Harry lowered the pistol then.
“Thank you,” Arden said.
“Is it to be Bow Street or the army court-martial for me, then?” Harry asked, sinking to the bed and not raising his head as Julian removed the pistol from his limp hands.
“Not Bow Street!” Arden said, recoiling. “And not necessarily a court-martial either, Devlin. I’ve heard Wellington will often make exceptions. There was one chap he recommended for naval duty after he’d fled a battle in Spain. Of course, that’s entirely up to you.”

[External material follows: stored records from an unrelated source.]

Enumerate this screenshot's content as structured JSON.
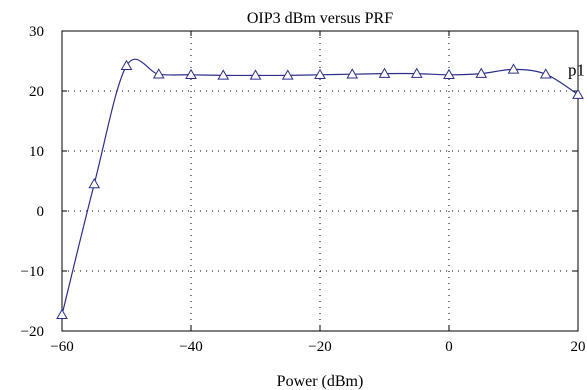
{
  "chart_data": {
    "type": "line",
    "title": "OIP3 dBm versus PRF",
    "xlabel": "Power (dBm)",
    "ylabel": "",
    "xlim": [
      -60,
      20
    ],
    "ylim": [
      -20,
      30
    ],
    "xticks": [
      -60,
      -40,
      -20,
      0,
      20
    ],
    "yticks": [
      -20,
      -10,
      0,
      10,
      20,
      30
    ],
    "xtick_labels": [
      "−60",
      "−40",
      "−20",
      "0",
      "20"
    ],
    "ytick_labels": [
      "−20",
      "−10",
      "0",
      "10",
      "20",
      "30"
    ],
    "grid": true,
    "marker": "triangle",
    "line_color": "#2b2f8a",
    "series": [
      {
        "name": "",
        "x": [
          -60,
          -55,
          -50,
          -45,
          -40,
          -35,
          -30,
          -25,
          -20,
          -15,
          -10,
          -5,
          0,
          5,
          10,
          15,
          20
        ],
        "y": [
          -17.3,
          4.5,
          24.2,
          22.8,
          22.7,
          22.6,
          22.6,
          22.6,
          22.7,
          22.8,
          22.9,
          22.9,
          22.7,
          22.9,
          23.6,
          22.8,
          19.4
        ]
      }
    ],
    "annotation": {
      "text": "p1",
      "x": 20,
      "y": 22.6
    }
  }
}
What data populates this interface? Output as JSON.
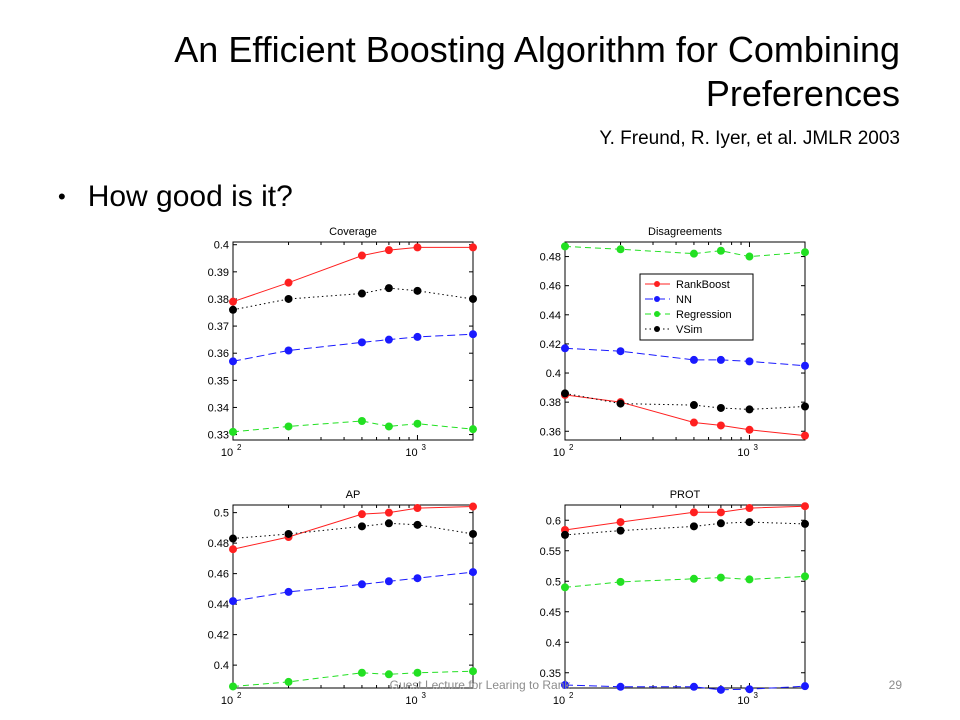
{
  "slide": {
    "title": "An Efficient Boosting Algorithm for Combining Preferences",
    "subtitle": "Y. Freund, R. Iyer, et al. JMLR 2003",
    "bullet": "How good is it?",
    "footer": "Guest Lecture for Learing to Rank",
    "page_number": "29"
  },
  "colors": {
    "RankBoost": "#ff2020",
    "NN": "#1a1aff",
    "Regression": "#22e022",
    "VSim": "#000000"
  },
  "chart_data": [
    {
      "type": "line",
      "title": "Coverage",
      "xscale": "log",
      "xlim": [
        100,
        2000
      ],
      "ylim": [
        0.328,
        0.401
      ],
      "yticks": [
        0.33,
        0.34,
        0.35,
        0.36,
        0.37,
        0.38,
        0.39,
        0.4
      ],
      "ytick_labels": [
        "0.33",
        "0.34",
        "0.35",
        "0.36",
        "0.37",
        "0.38",
        "0.39",
        "0.4"
      ],
      "xticks": [
        100,
        1000
      ],
      "xtick_labels": [
        "10",
        "10"
      ],
      "xtick_exponents": [
        "2",
        "3"
      ],
      "x": [
        100,
        200,
        500,
        700,
        1000,
        2000
      ],
      "series": [
        {
          "name": "RankBoost",
          "values": [
            0.379,
            0.386,
            0.396,
            0.398,
            0.399,
            0.399
          ]
        },
        {
          "name": "NN",
          "values": [
            0.357,
            0.361,
            0.364,
            0.365,
            0.366,
            0.367
          ]
        },
        {
          "name": "Regression",
          "values": [
            0.331,
            0.333,
            0.335,
            0.333,
            0.334,
            0.332
          ]
        },
        {
          "name": "VSim",
          "values": [
            0.376,
            0.38,
            0.382,
            0.384,
            0.383,
            0.38
          ]
        }
      ],
      "legend": false
    },
    {
      "type": "line",
      "title": "Disagreements",
      "xscale": "log",
      "xlim": [
        100,
        2000
      ],
      "ylim": [
        0.354,
        0.49
      ],
      "yticks": [
        0.36,
        0.38,
        0.4,
        0.42,
        0.44,
        0.46,
        0.48
      ],
      "ytick_labels": [
        "0.36",
        "0.38",
        "0.4",
        "0.42",
        "0.44",
        "0.46",
        "0.48"
      ],
      "xticks": [
        100,
        1000
      ],
      "xtick_labels": [
        "10",
        "10"
      ],
      "xtick_exponents": [
        "2",
        "3"
      ],
      "x": [
        100,
        200,
        500,
        700,
        1000,
        2000
      ],
      "series": [
        {
          "name": "RankBoost",
          "values": [
            0.385,
            0.38,
            0.366,
            0.364,
            0.361,
            0.357
          ]
        },
        {
          "name": "NN",
          "values": [
            0.417,
            0.415,
            0.409,
            0.409,
            0.408,
            0.405
          ]
        },
        {
          "name": "Regression",
          "values": [
            0.487,
            0.485,
            0.482,
            0.484,
            0.48,
            0.483
          ]
        },
        {
          "name": "VSim",
          "values": [
            0.386,
            0.379,
            0.378,
            0.376,
            0.375,
            0.377
          ]
        }
      ],
      "legend": true,
      "legend_position": "top-right"
    },
    {
      "type": "line",
      "title": "AP",
      "xscale": "log",
      "xlim": [
        100,
        2000
      ],
      "ylim": [
        0.385,
        0.505
      ],
      "yticks": [
        0.4,
        0.42,
        0.44,
        0.46,
        0.48,
        0.5
      ],
      "ytick_labels": [
        "0.4",
        "0.42",
        "0.44",
        "0.46",
        "0.48",
        "0.5"
      ],
      "xticks": [
        100,
        1000
      ],
      "xtick_labels": [
        "10",
        "10"
      ],
      "xtick_exponents": [
        "2",
        "3"
      ],
      "x": [
        100,
        200,
        500,
        700,
        1000,
        2000
      ],
      "series": [
        {
          "name": "RankBoost",
          "values": [
            0.476,
            0.484,
            0.499,
            0.5,
            0.503,
            0.504
          ]
        },
        {
          "name": "NN",
          "values": [
            0.442,
            0.448,
            0.453,
            0.455,
            0.457,
            0.461
          ]
        },
        {
          "name": "Regression",
          "values": [
            0.386,
            0.389,
            0.395,
            0.394,
            0.395,
            0.396
          ]
        },
        {
          "name": "VSim",
          "values": [
            0.483,
            0.486,
            0.491,
            0.493,
            0.492,
            0.486
          ]
        }
      ],
      "legend": false
    },
    {
      "type": "line",
      "title": "PROT",
      "xscale": "log",
      "xlim": [
        100,
        2000
      ],
      "ylim": [
        0.325,
        0.625
      ],
      "yticks": [
        0.35,
        0.4,
        0.45,
        0.5,
        0.55,
        0.6
      ],
      "ytick_labels": [
        "0.35",
        "0.4",
        "0.45",
        "0.5",
        "0.55",
        "0.6"
      ],
      "xticks": [
        100,
        1000
      ],
      "xtick_labels": [
        "10",
        "10"
      ],
      "xtick_exponents": [
        "2",
        "3"
      ],
      "x": [
        100,
        200,
        500,
        700,
        1000,
        2000
      ],
      "series": [
        {
          "name": "RankBoost",
          "values": [
            0.584,
            0.597,
            0.613,
            0.613,
            0.62,
            0.623
          ]
        },
        {
          "name": "NN",
          "values": [
            0.33,
            0.327,
            0.327,
            0.322,
            0.323,
            0.328
          ]
        },
        {
          "name": "Regression",
          "values": [
            0.49,
            0.499,
            0.504,
            0.506,
            0.503,
            0.508
          ]
        },
        {
          "name": "VSim",
          "values": [
            0.576,
            0.583,
            0.59,
            0.595,
            0.597,
            0.594
          ]
        }
      ],
      "legend": false
    }
  ]
}
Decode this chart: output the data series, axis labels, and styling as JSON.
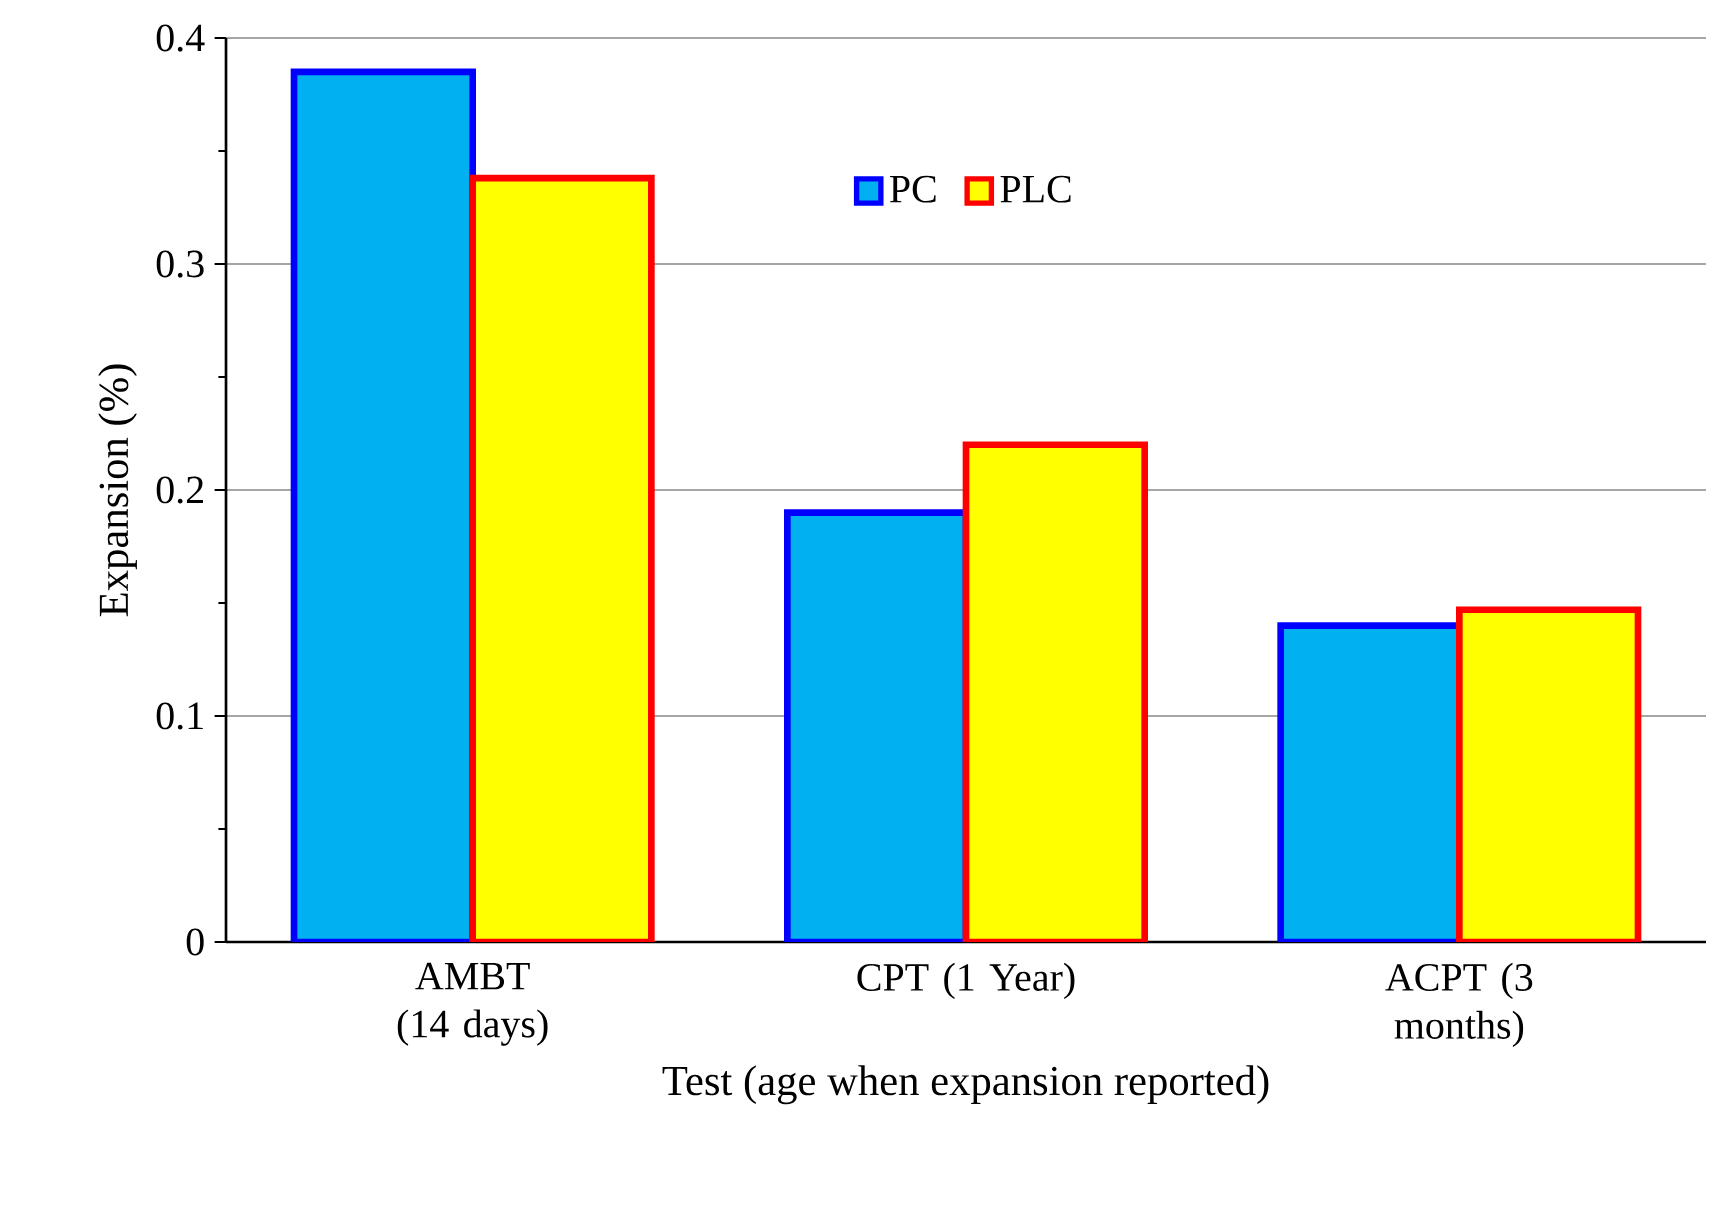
{
  "chart_data": {
    "type": "bar",
    "xlabel": "Test (age when expansion reported)",
    "ylabel": "Expansion (%)",
    "categories": [
      "AMBT (14 days)",
      "CPT (1 Year)",
      "ACPT (3 months)"
    ],
    "series": [
      {
        "name": "PC",
        "color": "#00b0f0",
        "values": [
          0.385,
          0.19,
          0.14
        ]
      },
      {
        "name": "PLC",
        "color": "#ffff00",
        "values": [
          0.338,
          0.22,
          0.147
        ]
      }
    ],
    "ylim": [
      0,
      0.4
    ],
    "yticks": [
      0,
      {
        "value": 0.05,
        "label": null
      },
      0.1,
      {
        "value": 0.15,
        "label": null
      },
      0.2,
      {
        "value": 0.25,
        "label": null
      },
      0.3,
      {
        "value": 0.35,
        "label": null
      },
      0.4
    ],
    "grid": "y",
    "legend": "top"
  }
}
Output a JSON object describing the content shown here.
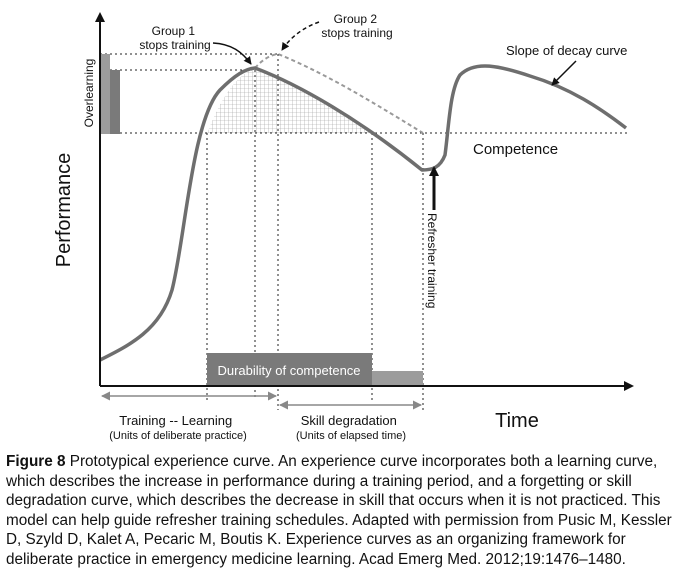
{
  "diagram": {
    "y_axis_label": "Performance",
    "x_axis_label": "Time",
    "overlearning_label": "Overlearning",
    "competence_label": "Competence",
    "group1_label": [
      "Group 1",
      "stops training"
    ],
    "group2_label": [
      "Group 2",
      "stops training"
    ],
    "decay_slope_label": "Slope of decay curve",
    "refresher_label": "Refresher training",
    "durability_label": "Durability of competence",
    "training_label": [
      "Training -- Learning",
      "(Units of deliberate practice)"
    ],
    "degradation_label": [
      "Skill degradation",
      "(Units of elapsed time)"
    ],
    "colors": {
      "curve": "#6e6e6e",
      "dashed_curve": "#9a9a9a",
      "bar": "#7a7a7a",
      "bar_light": "#9c9c9c",
      "axis": "#111111"
    }
  },
  "caption": {
    "label": "Figure 8",
    "text": " Prototypical experience curve. An experience curve incorporates both a learning curve, which describes the increase in performance during a training period, and a forgetting or skill degradation curve, which describes the decrease in skill that occurs when it is not practiced. This model can help guide refresher training schedules. Adapted with permission from Pusic M, Kessler D, Szyld D, Kalet A, Pecaric M, Boutis K. Experience curves as an organizing framework for deliberate practice in emergency medicine learning. Acad Emerg Med. 2012;19:1476–1480."
  }
}
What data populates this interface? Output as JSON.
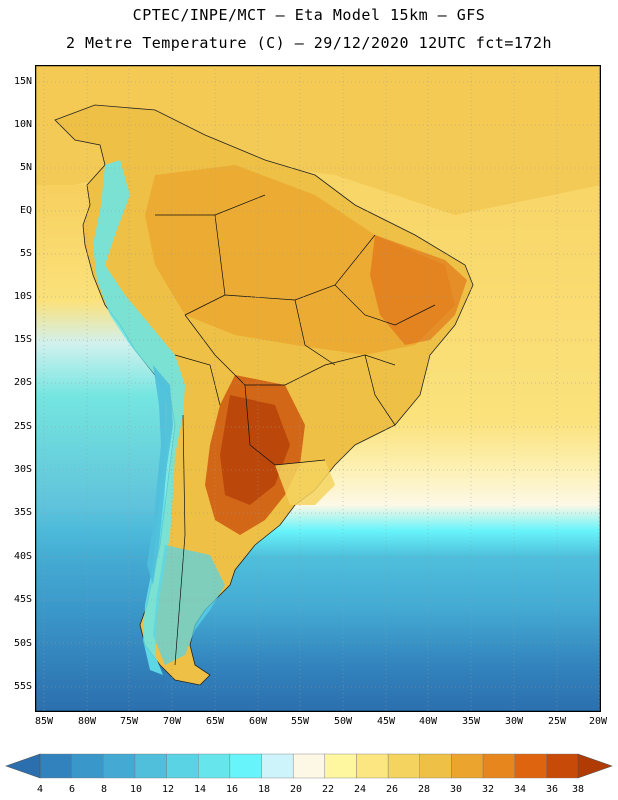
{
  "title": {
    "line1": "CPTEC/INPE/MCT –  Eta Model 15km – GFS",
    "line2": "2 Metre Temperature (C) – 29/12/2020 12UTC fct=172h"
  },
  "map": {
    "variable": "2 Metre Temperature",
    "units": "C",
    "lat_labels": [
      "15N",
      "10N",
      "5N",
      "EQ",
      "5S",
      "10S",
      "15S",
      "20S",
      "25S",
      "30S",
      "35S",
      "40S",
      "45S",
      "50S",
      "55S"
    ],
    "lon_labels": [
      "85W",
      "80W",
      "75W",
      "70W",
      "65W",
      "60W",
      "55W",
      "50W",
      "45W",
      "40W",
      "35W",
      "30W",
      "25W",
      "20W"
    ]
  },
  "colorbar": {
    "labels": [
      "4",
      "6",
      "8",
      "10",
      "12",
      "14",
      "16",
      "18",
      "20",
      "22",
      "24",
      "26",
      "28",
      "30",
      "32",
      "34",
      "36",
      "38"
    ],
    "colors": [
      "#2b6fae",
      "#3283bd",
      "#3a97c9",
      "#44aad3",
      "#4fbfdc",
      "#5ad3e4",
      "#66e6ec",
      "#67f4fa",
      "#cdf3fb",
      "#fdf8e6",
      "#fef7a0",
      "#fbe682",
      "#f4d35f",
      "#eec045",
      "#eba52e",
      "#e7861c",
      "#df6410",
      "#c84a08",
      "#b03b05"
    ]
  }
}
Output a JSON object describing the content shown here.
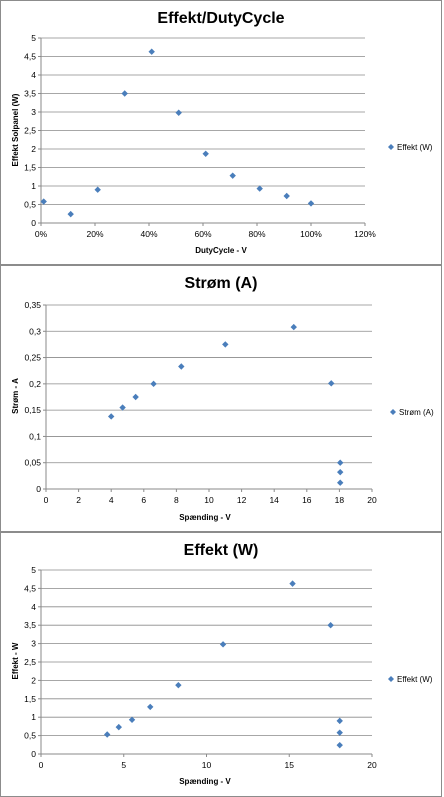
{
  "colors": {
    "marker": "#4a7ebb",
    "grid": "#8a8a8a"
  },
  "chart_data": [
    {
      "type": "scatter",
      "title": "Effekt/DutyCycle",
      "xlabel": "DutyCycle - V",
      "ylabel": "Effekt Solpanel (W)",
      "xlim": [
        0,
        1.2
      ],
      "ylim": [
        0,
        5
      ],
      "x_ticks": [
        "0%",
        "20%",
        "40%",
        "60%",
        "80%",
        "100%",
        "120%"
      ],
      "y_ticks": [
        "0",
        "0,5",
        "1",
        "1,5",
        "2",
        "2,5",
        "3",
        "3,5",
        "4",
        "4,5",
        "5"
      ],
      "legend_position": "right",
      "grid": "horizontal",
      "series": [
        {
          "name": "Effekt (W)",
          "x": [
            0.01,
            0.11,
            0.21,
            0.31,
            0.41,
            0.51,
            0.61,
            0.71,
            0.81,
            0.91,
            1.0
          ],
          "y": [
            0.58,
            0.24,
            0.9,
            3.5,
            4.63,
            2.98,
            1.87,
            1.28,
            0.93,
            0.73,
            0.53
          ]
        }
      ]
    },
    {
      "type": "scatter",
      "title": "Strøm (A)",
      "xlabel": "Spænding - V",
      "ylabel": "Strøm - A",
      "xlim": [
        0,
        20
      ],
      "ylim": [
        0,
        0.35
      ],
      "x_ticks": [
        "0",
        "2",
        "4",
        "6",
        "8",
        "10",
        "12",
        "14",
        "16",
        "18",
        "20"
      ],
      "y_ticks": [
        "0",
        "0,05",
        "0,1",
        "0,15",
        "0,2",
        "0,25",
        "0,3",
        "0,35"
      ],
      "legend_position": "right",
      "grid": "horizontal",
      "series": [
        {
          "name": "Strøm (A)",
          "x": [
            4.0,
            4.7,
            5.5,
            6.6,
            8.3,
            11.0,
            15.2,
            17.5,
            18.05,
            18.05,
            18.05
          ],
          "y": [
            0.138,
            0.155,
            0.175,
            0.2,
            0.233,
            0.275,
            0.308,
            0.201,
            0.05,
            0.032,
            0.012
          ]
        }
      ]
    },
    {
      "type": "scatter",
      "title": "Effekt (W)",
      "xlabel": "Spænding - V",
      "ylabel": "Effekt - W",
      "xlim": [
        0,
        20
      ],
      "ylim": [
        0,
        5
      ],
      "x_ticks": [
        "0",
        "5",
        "10",
        "15",
        "20"
      ],
      "y_ticks": [
        "0",
        "0,5",
        "1",
        "1,5",
        "2",
        "2,5",
        "3",
        "3,5",
        "4",
        "4,5",
        "5"
      ],
      "legend_position": "right",
      "grid": "horizontal",
      "series": [
        {
          "name": "Effekt (W)",
          "x": [
            4.0,
            4.7,
            5.5,
            6.6,
            8.3,
            11.0,
            15.2,
            17.5,
            18.05,
            18.05,
            18.05
          ],
          "y": [
            0.53,
            0.73,
            0.93,
            1.28,
            1.87,
            2.98,
            4.63,
            3.5,
            0.9,
            0.58,
            0.24
          ]
        }
      ]
    }
  ]
}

“No,” Harry said softly, shuddering, “no more war, by sea or land. I want to go back to France and live out my days in peace. I wanted Fancy with me for her brother’s sake as well
as mine, I wanted to save her more pain.”
“As do we all,” Arden agreed. “It was brave of you to come so far and put so much at risk for her, Devlin, that is true.”
“So you’ll let me go?” Harry said then, raising his head and staring at them.
“Of course. Why not?” Arden answered on a shrug.
At a glance from Julian, Francesca recovered herself, and bending to Harry, she whispered a good-bye, and then stepped with the gentlemen to the door. At that Harry spoke again, in a rush. It had been a long while since he’d spoken with his equals, he knew he was in no more danger, and he had more to say than good-bye, for he knew it was the last he’d ever see of them.
“I never meant to turn and run that day,” he said hurriedly. “I’d done it before I knew. It was ghastly—the noise, the blood, the sounds of dying. You cannot know,” he said, speaking to Arden now, and not to Francesca.